In a world where thinking big is no longer the solution, brokers are beginning to understand that the buy-side is seeking alpha in the small stuff.

By None

I’m a big game hunter…Why should I care about small-cap algos? 

If you work for a long-only investment house looking chiefly at large-caps, then you know how depressed returns have been recently. More often than not, small-caps can offer higher rates of growth.

In such a climate, small-caps are being subjected to increasing scrutiny by investors eyeing opportunities, so you need to understand how to access them without moving the market.

Recently, a new electronic trading community was set up in the US for small-cap stocks and other thinly-traded securities.

Last month, members of the AX Trading Network conducted over 200 unique auctions, with an average initiated order size of 83,000 shares, meaning that there were 17.3 million shares put up for auction. While these aren’t huge volumes in the context of the overall market, it shows a growing demand for new ways to access small-cap liquidity.

The AX Trading Network now claims to have signed up over 650 buy-side institutions, representing almost 60% of the long-only investment community and a quarter of the hedge fund community in the US.

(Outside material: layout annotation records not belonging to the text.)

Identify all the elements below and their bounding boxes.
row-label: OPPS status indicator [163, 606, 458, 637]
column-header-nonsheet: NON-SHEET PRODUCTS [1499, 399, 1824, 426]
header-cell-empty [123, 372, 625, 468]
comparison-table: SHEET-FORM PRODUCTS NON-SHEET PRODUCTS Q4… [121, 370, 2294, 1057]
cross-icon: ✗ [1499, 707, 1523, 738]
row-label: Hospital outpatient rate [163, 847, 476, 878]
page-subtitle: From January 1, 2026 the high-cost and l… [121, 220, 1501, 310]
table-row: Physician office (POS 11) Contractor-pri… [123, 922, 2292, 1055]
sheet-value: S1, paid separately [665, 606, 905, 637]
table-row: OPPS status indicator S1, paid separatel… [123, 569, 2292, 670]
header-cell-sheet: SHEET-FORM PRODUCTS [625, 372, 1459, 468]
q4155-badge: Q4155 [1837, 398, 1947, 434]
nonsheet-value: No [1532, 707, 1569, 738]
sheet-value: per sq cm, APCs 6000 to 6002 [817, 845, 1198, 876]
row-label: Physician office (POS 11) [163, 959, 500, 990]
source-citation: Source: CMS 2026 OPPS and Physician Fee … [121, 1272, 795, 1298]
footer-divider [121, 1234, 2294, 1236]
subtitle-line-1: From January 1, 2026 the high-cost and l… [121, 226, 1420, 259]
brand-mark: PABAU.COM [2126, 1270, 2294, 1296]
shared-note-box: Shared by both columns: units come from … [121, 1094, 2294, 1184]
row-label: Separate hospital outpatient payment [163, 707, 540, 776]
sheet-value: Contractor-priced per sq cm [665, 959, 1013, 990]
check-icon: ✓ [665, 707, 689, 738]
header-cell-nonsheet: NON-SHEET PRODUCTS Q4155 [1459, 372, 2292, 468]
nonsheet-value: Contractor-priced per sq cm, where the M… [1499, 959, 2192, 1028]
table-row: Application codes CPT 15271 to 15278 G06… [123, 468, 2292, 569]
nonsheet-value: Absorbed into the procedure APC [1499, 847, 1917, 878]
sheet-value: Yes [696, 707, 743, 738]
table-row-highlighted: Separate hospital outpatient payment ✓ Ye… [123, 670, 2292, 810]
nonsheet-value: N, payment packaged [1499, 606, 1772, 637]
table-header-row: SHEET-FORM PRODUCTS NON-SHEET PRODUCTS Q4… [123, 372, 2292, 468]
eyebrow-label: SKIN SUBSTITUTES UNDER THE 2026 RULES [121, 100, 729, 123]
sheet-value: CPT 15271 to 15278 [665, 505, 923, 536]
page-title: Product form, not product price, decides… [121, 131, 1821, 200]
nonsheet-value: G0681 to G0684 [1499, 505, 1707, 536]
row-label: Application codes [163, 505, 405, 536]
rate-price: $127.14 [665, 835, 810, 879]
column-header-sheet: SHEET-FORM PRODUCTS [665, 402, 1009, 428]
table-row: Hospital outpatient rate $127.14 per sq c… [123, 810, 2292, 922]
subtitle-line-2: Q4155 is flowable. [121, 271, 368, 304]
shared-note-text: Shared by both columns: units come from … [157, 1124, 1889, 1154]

And earlier this month, Russell Investments launched a small-and mid-cap European index, designed to be used as the basis of investable products, with its key feature being its tradability. The Russell Europe SMID 300 Index bills itself as the first index of highly liquid, rapidly tradable small- and mid-cap European stocks.

Clearly it’s an asset class I need to track more carefully…But can algos really capture small-cap liquidity? 

The main difference between small-cap algos and those designed for large caps seems to be that they are less rigorous in their scheduling and more opportunistic when they find liquidity. This lets the algo grab liquidity when it comes along, rather than forcing it to trade what’s available at a given time.

Most every provider has a small-cap algo offering but you need to choose wisely because they differ greatly in performance. We hear some of the larger sell-side shops, such as Goldman Sachs, have been enjoying quite a bit of success recently after tweaking their particular models.

But not everyone can do small-cap as well as they can large-cap, so you need to have a different selection criteria. Agency broker Knight Capital’s MD Joe Wald, reckons small-cap algos are all about size discovery rather than price discovery.

That means shifting your paradigm, because size discovery – where you want to use the fewest venues as quietly as possible – is practically the opposite of price discovery – where you want to find as many venues as fast and as efficiently as possible.

That’s quite a different attitude to trading electronically. How do I select the right algo? 

First off, throw out all you think you know about smart order routing, because small-cap liquidity is not readily accessible and the stocks don’t trade frequently. Liquidity just won’t be spread across as many venues, so your algo needs to be very careful where it sends your order to minimise information leakage.

Wald says the top five things to watch out for are how the algo places the order, how it analyses venues, whether the broker has internal liquidity, how good is the anti-gaming logic, and how transparent is the liquidity-seeking.

And it seems small-cap popularity isn’t going away any time soon, so liquidity could become even more scarce, making algo choice all the more important. Wald says in 2010, Knight’s specialist small-cap Oasis algo saw notional trading of US$11 billion – and that more than doubled in 2011 to US$25 billion. So if you’re not already on the small-cap bandwagon, where exactly are you finding your big returns?